Славка внимательно слушал его речь и мое меканье. Потом кивнул:
— Мой братан такой же. Относится ко мне, будто я баклуши бью. А он где работает — не говорит. Да не, не жулик. Он в отчима пошел, художник. Матери квартиру купил, а меня насекомит, что я мог бы свою продать и тоже матери помогать. Но он-то свою не продает. Всё он со мной соперничал. Я родителям дров нарублю, а он машину дров пригонит да еще по шубе справит. К тому и любимчик отчима, младшенький. Отца собственного ни разу не видел, а я-то помнил. Он же отчиму вроде как и в самом деле родной стал. А отчим у меня народным художником СССР был по жостовскому промыслу. Брат это от него перенял. Только больше на Запад делает, а меня вроде стыдится. Одно не пойму: с Запада живет, а сам его поносит, как не знаю что. А мне Европа нравится, и шмотки ихние, и техника, и культура.
Из дальнего угла подал голос дедок:
— Я сам из Нарофоминска сюда переехал. В Москве много богатых. А мне чего!.. Не бойтесь меня, богатенькие! Главное — себя постичь. И мироздание. На куй мне твои богатства, раз не могу их получить, я лучше про мир думать буду.

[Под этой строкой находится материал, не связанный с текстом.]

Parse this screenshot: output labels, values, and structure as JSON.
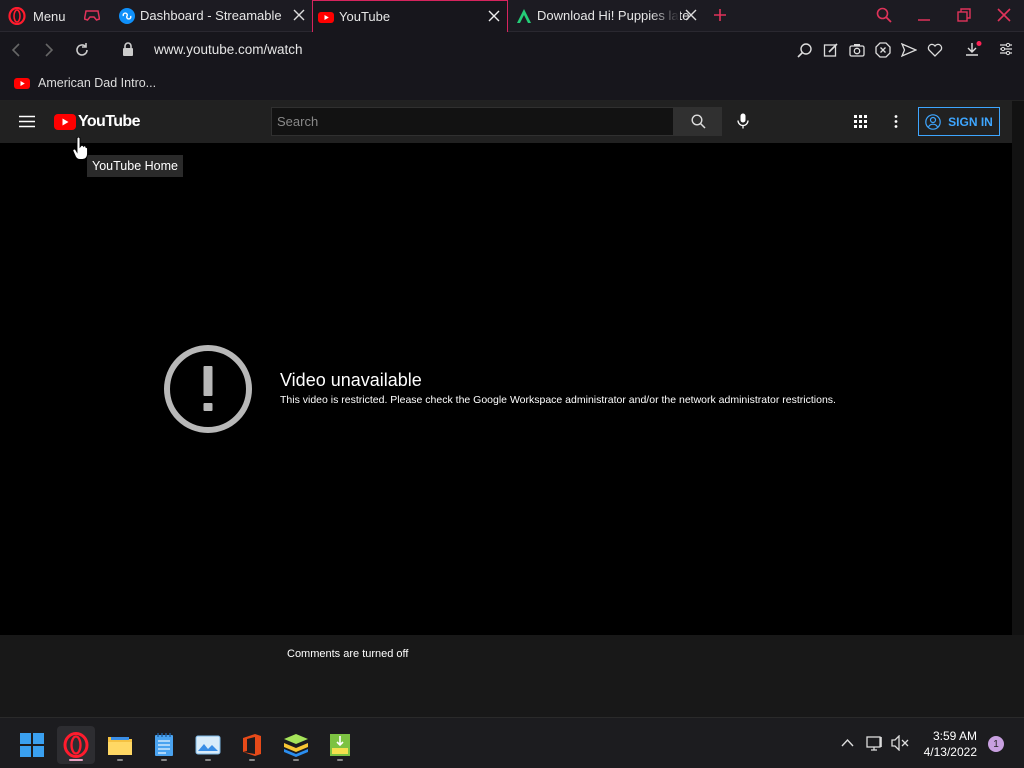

— Да что вы все — бедный-богатый! Тут врач заходит иногда и кажный раз объявляет, что он просто так, с визитом, на нас поглядеть. Так тот посерьезнее Натоль Лексаныча будет. Вроде зам его. Но пожестче будет. Шхунаев ему фамилия. Ну А.А. о нем поминал. Вот кому не попадайся! Жалости не знает, — вдруг очень серьезно сказал вернувшийся с перекура Глеб и нырнул в постель.
Славка спросил, хотим ли послушать страшную историю про черную руку, но утомленная палата засыпала, особенно двое только что прооперированных. И наступил палатный сон.
Ночное бдение — первое
То ли оттого, что я от слабости весь день прокемарил, то ли оттого, что как только погасили свет, палату наполнили разнообразные звуки, испускаемые взрослыми мужскими особями, впавшими в сон, но заснуть мне никак не удавалось. Очень хотелось по малой нужде. Я зажег ночник над головой — никто не пошевелился. Все так же всхрапывал справа от меня спавший на спине Славка; тихо не то стонал, не то похрапывал слева подростель-наркоман; во сне слабеньким визгливым дисканточком матерился от боли, видимо, не затухавшей и ночью, дедок; сопел, уткнувшись лицом в подушку и испуская время от времени и другие звуки, военный дипломат; и совершенно не было слышно Глеба, будто и не было его. Но он был, он спал, свернувшись, как плод в утробе, подтянув колени к подбородку.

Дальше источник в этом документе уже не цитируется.